El dictador había sido operado en múltiples ocasiones, lo que complicaba la circulación del sistema arterial.
Según relata el forense, "el mayor reto médico no fue la conservación en sí, sino garantizar que el líquido embalsamador —inyectado a través de las carótidas, las axilares y la femoral— llegara a cada rincón del organismo". Las suturas de las intervenciones previas dificultaban el flujo, creando el riesgo real de que alguna zona del cuerpo quedara sin preservar, lo que habría sido un desastre visible durante la exposición pública.
A diferencia de los embalsamamientos rutinarios en España, que solían tener una finalidad estrictamente sanitaria para traslados o inhumaciones tardías, el caso de Franco exigía un componente estético fundamental. El régimen no quería mostrar los estragos de la enfermedad;
"se buscó que el cadáver se pareciese lo más posible a la imagen que el dictador tenía en vida".
La conexión americana de Torrejón
Para lograr ese efecto de "serenidad", el equipo recurrió a una técnica poco habitual en la España de los setenta. La clave estuvo en el cuarto miembro del equipo,
Antonio Alves Pín. Aunque trabajaba en el Instituto Anatómico Forense, Alves Pín era también el embalsamador oficial de la base estadounidense de Torrejón de Ardoz.
Piga explica que, en virtud de los convenios bilaterales, el personal militar o civil estadounidense que fallecía en suelo español debía ser embalsamado y preparado estéticamente para su repatriación, siguiendo los estándares funerarios de EEUU, mucho más enfocados en la apariencia visual que los europeos. No fue una improvisación de última hora ni el uso de un
"maquillaje de Hollywood", como a veces se ha especulado; fue la elección deliberada de un profesional que dominaba esas técnicas importadas.
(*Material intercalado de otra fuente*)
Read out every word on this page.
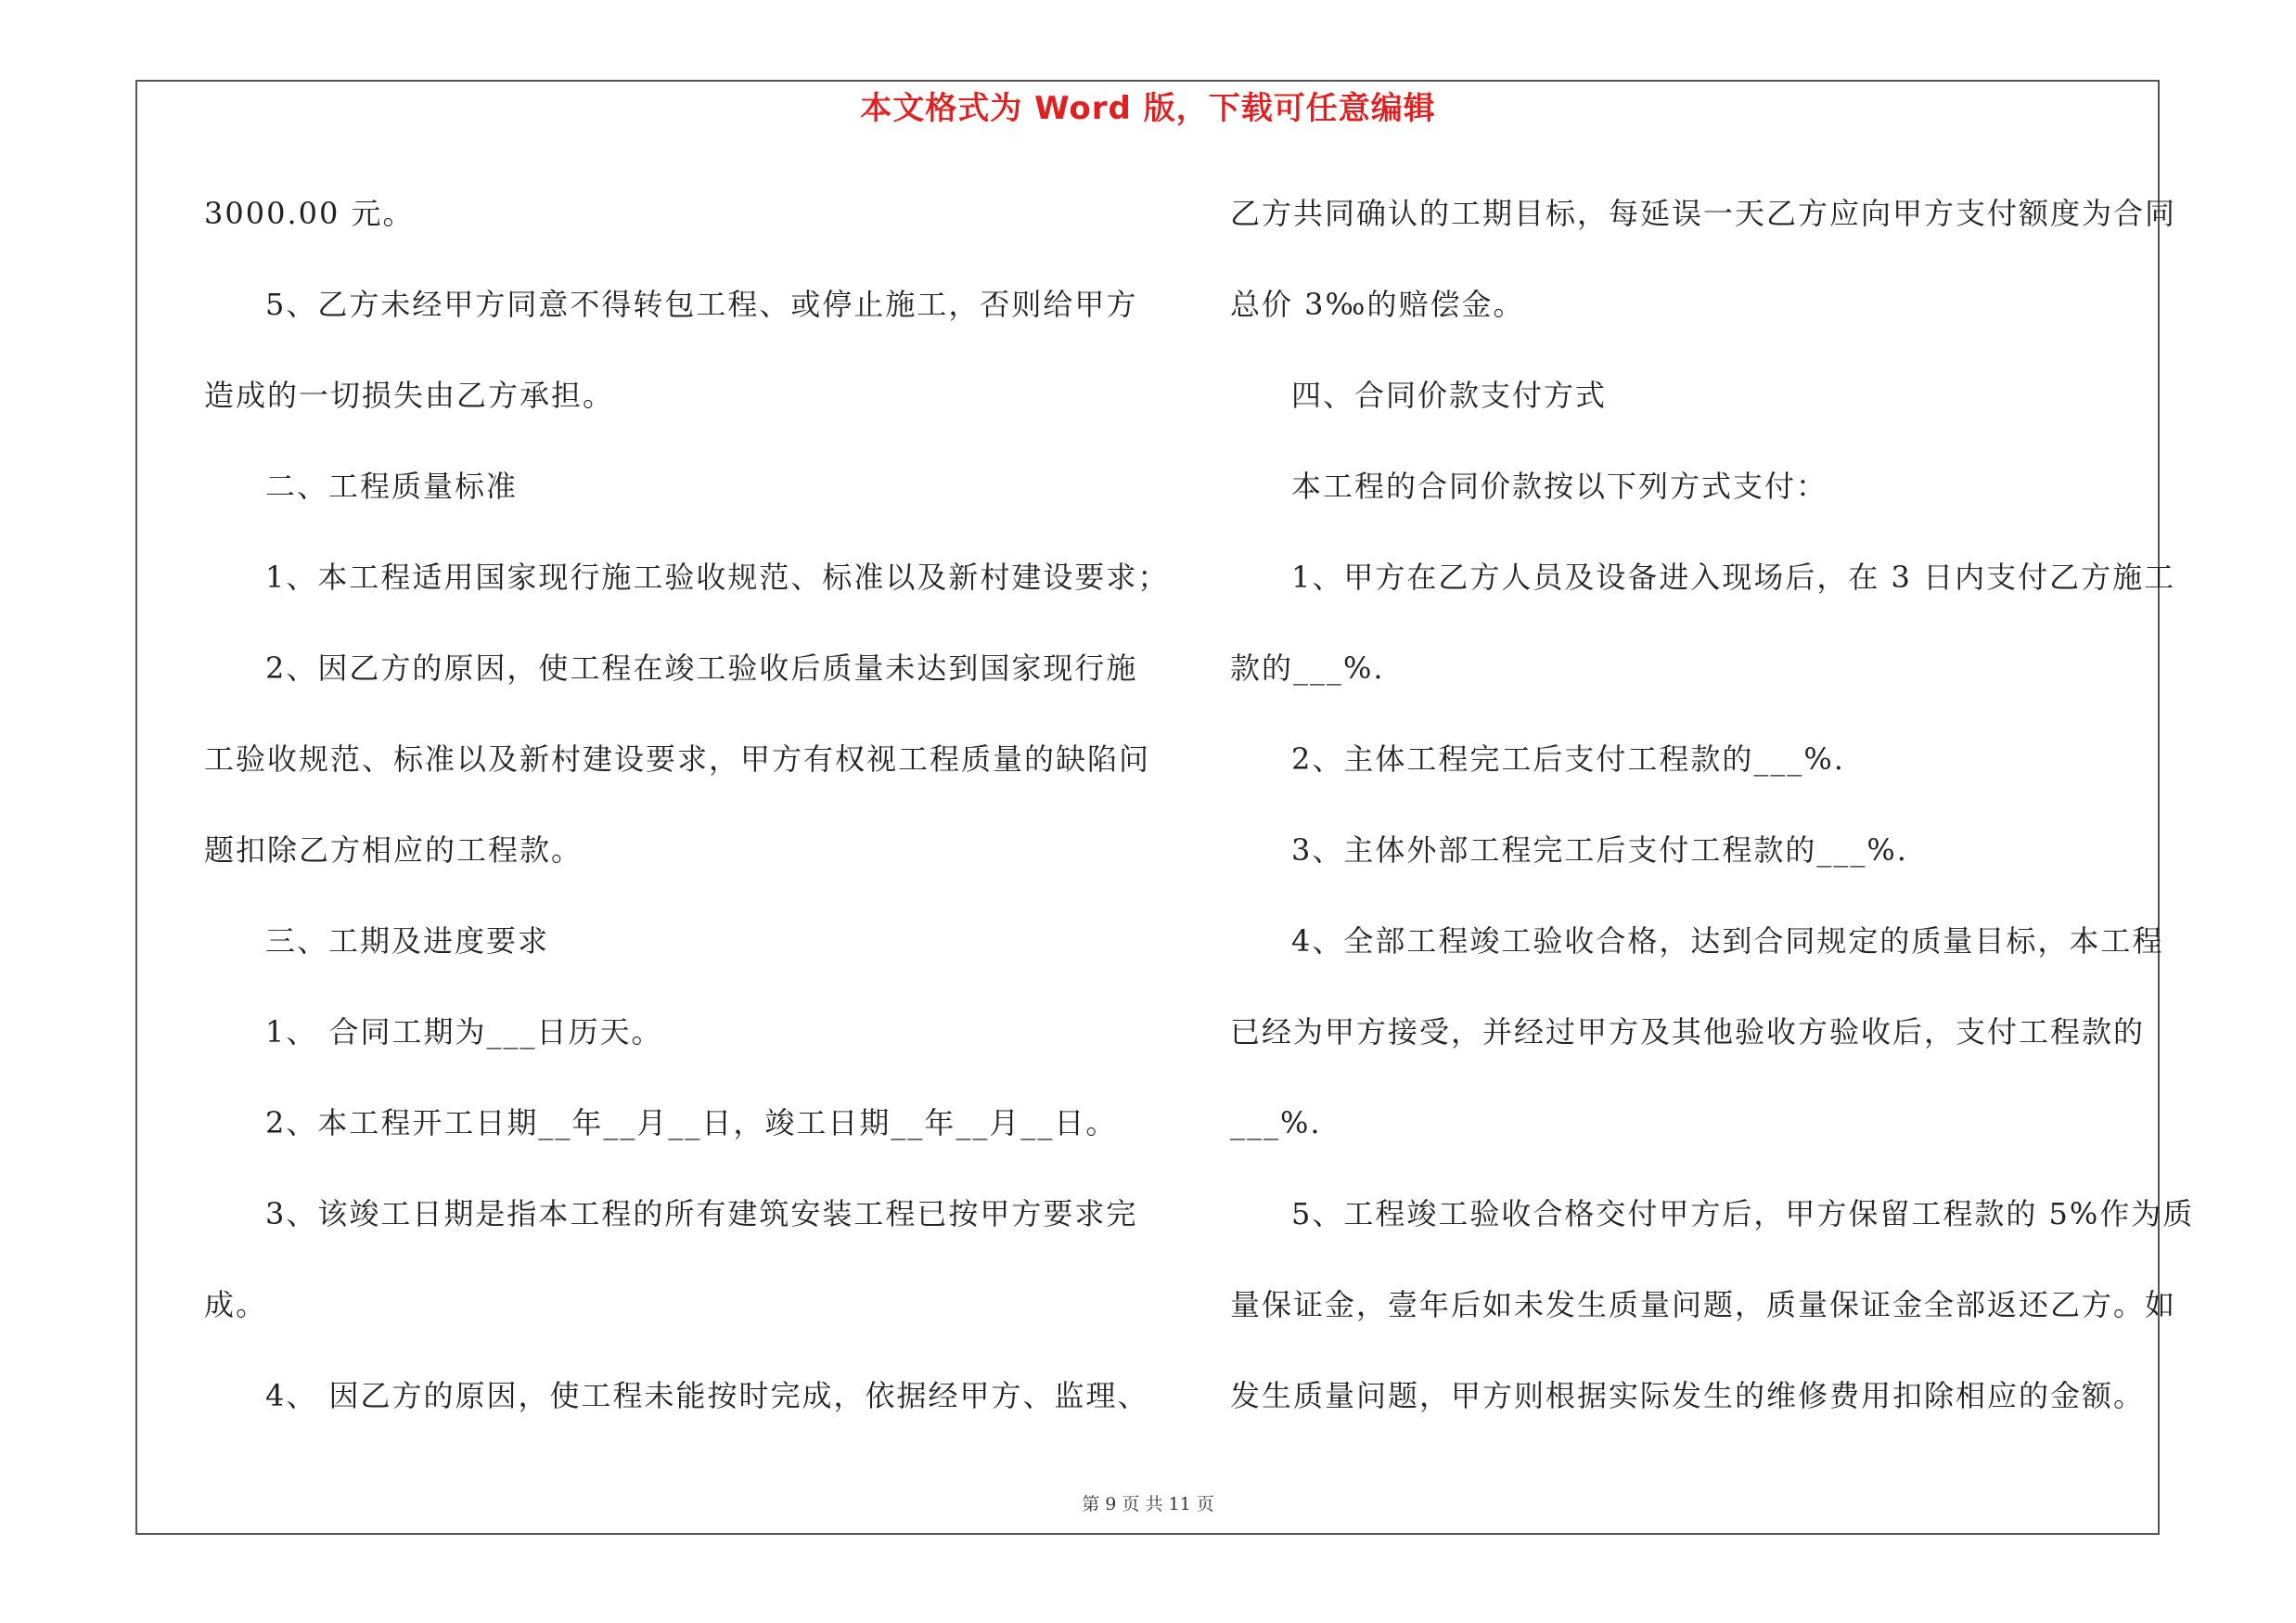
本文格式为 Word 版，下载可任意编辑
3000.00 元。
5、乙方未经甲方同意不得转包工程、或停止施工，否则给甲方
造成的一切损失由乙方承担。
二、工程质量标准
1、本工程适用国家现行施工验收规范、标准以及新村建设要求；
2、因乙方的原因，使工程在竣工验收后质量未达到国家现行施
工验收规范、标准以及新村建设要求，甲方有权视工程质量的缺陷问
题扣除乙方相应的工程款。
三、工期及进度要求
1、 合同工期为___日历天。
2、本工程开工日期__年__月__日，竣工日期__年__月__日。
3、该竣工日期是指本工程的所有建筑安装工程已按甲方要求完
成。
4、 因乙方的原因，使工程未能按时完成，依据经甲方、监理、
乙方共同确认的工期目标，每延误一天乙方应向甲方支付额度为合同
总价 3‰的赔偿金。
四、合同价款支付方式
本工程的合同价款按以下列方式支付：
1、甲方在乙方人员及设备进入现场后，在 3 日内支付乙方施工
款的___%.
2、主体工程完工后支付工程款的___%.
3、主体外部工程完工后支付工程款的___%.
4、全部工程竣工验收合格，达到合同规定的质量目标，本工程
已经为甲方接受，并经过甲方及其他验收方验收后，支付工程款的
___%.
5、工程竣工验收合格交付甲方后，甲方保留工程款的 5%作为质
量保证金，壹年后如未发生质量问题，质量保证金全部返还乙方。如
发生质量问题，甲方则根据实际发生的维修费用扣除相应的金额。
第 9 页 共 11 页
Gracias a esa experiencia "americana", se pudo reconstruir una imagen digna sobre un rostro que la enfermedad y el tiempo habían deteriorado severamente.
La frialdad del quirófano
Al rememorar aquellas horas, Piga desmonta la idea del nerviosismo escénico. Asegura que, a pesar de su juventud y de tener bajo el bisturí a la figura que había gobernado España durante toda su vida, no le tembló el pulso.
"Estaba un poco impresionado", admite, pero la realidad biológica se impuso al mito: sobre la mesa no había un líder todopoderoso, sino un anciano cuyo cuerpo había colapsado tras un infarto masivo imposible de recuperar.
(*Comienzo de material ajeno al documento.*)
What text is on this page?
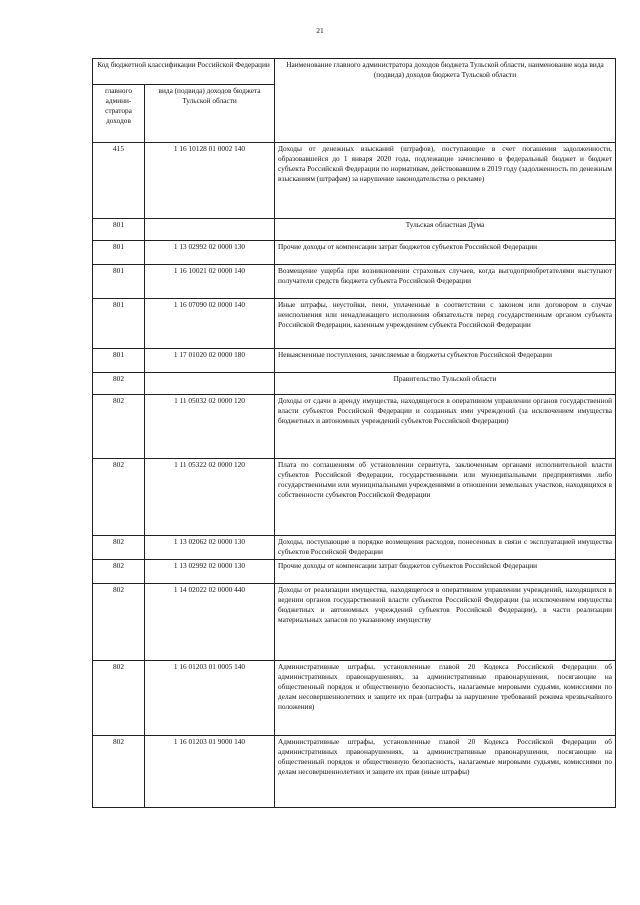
21
Код бюджетной классификации Российской Федерации		Наименование главного администратора доходов бюджета Тульской области, наименование кода вида (подвида) доходов бюджета Тульской области
главного админи-стратора доходов	вида (подвида) доходов бюджета Тульской области	
415	1 16 10128 01 0002 140	Доходы от денежных взысканий (штрафов), поступающие в счет погашения задолженности, образовавшейся до 1 января 2020 года, подлежащие зачислению в федеральный бюджет и бюджет субъекта Российской Федерации по нормативам, действовавшим в 2019 году (задолженность по денежным взысканиям (штрафам) за нарушение законодательства о рекламе)
801		Тульская областная Дума
801	1 13 02992 02 0000 130	Прочие доходы от компенсации затрат бюджетов субъектов Российской Федерации
801	1 16 10021 02 0000 140	Возмещение ущерба при возникновении страховых случаев, когда выгодоприобретателями выступают получатели средств бюджета субъекта Российской Федерации
801	1 16 07090 02 0000 140	Иные штрафы, неустойки, пени, уплаченные в соответствии с законом или договором в случае неисполнения или ненадлежащего исполнения обязательств перед государственным органом субъекта Российской Федерации, казенным учреждением субъекта Российской Федерации
801	1 17 01020 02 0000 180	Невыясненные поступления, зачисляемые в бюджеты субъектов Российской Федерации
802		Правительство Тульской области
802	1 11 05032 02 0000 120	Доходы от сдачи в аренду имущества, находящегося в оперативном управлении органов государственной власти субъектов Российской Федерации и созданных ими учреждений (за исключением имущества бюджетных и автономных учреждений субъектов Российской Федерации)
802	1 11 05322 02 0000 120	Плата по соглашениям об установлении сервитута, заключенным органами исполнительной власти субъектов Российской Федерации, государственными или муниципальными предприятиями либо государственными или муниципальными учреждениями в отношении земельных участков, находящихся в собственности субъектов Российской Федерации
802	1 13 02062 02 0000 130	Доходы, поступающие в порядке возмещения расходов, понесенных в связи с эксплуатацией имущества субъектов Российской Федерации
802	1 13 02992 02 0000 130	Прочие доходы от компенсации затрат бюджетов субъектов Российской Федерации
802	1 14 02022 02 0000 440	Доходы от реализации имущества, находящегося в оперативном управлении учреждений, находящихся в ведении органов государственной власти субъектов Российской Федерации (за исключением имущества бюджетных и автономных учреждений субъектов Российской Федерации), в части реализации материальных запасов по указанному имуществу
802	1 16 01203 01 0005 140	Административные штрафы, установленные главой 20 Кодекса Российской Федерации об административных правонарушениях, за административные правонарушения, посягающие на общественный порядок и общественную безопасность, налагаемые мировыми судьями, комиссиями по делам несовершеннолетних и защите их прав (штрафы за нарушение требований режима чрезвычайного положения)
802	1 16 01203 01 9000 140	Административные штрафы, установленные главой 20 Кодекса Российской Федерации об административных правонарушениях, за административные правонарушения, посягающие на общественный порядок и общественную безопасность, налагаемые мировыми судьями, комиссиями по делам несовершеннолетних и защите их прав (иные штрафы)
Con la perspectiva que otorgan cinco décadas, el doctor Piga asegura que no le molesta ser recordado como
"el embalsamador de Franco", aunque reconoce con cierta resignación que ese hito mediático eclipsa a menudo otros logros científicos de mayor calado en su trayectoria. Al final, reflexiona, la importancia de su trabajo no reside en la fama de aquel paciente de 1975, sino en la vocación de servicio hacia los demás, un terreno donde, asegura, no hay espacio para la vanidad.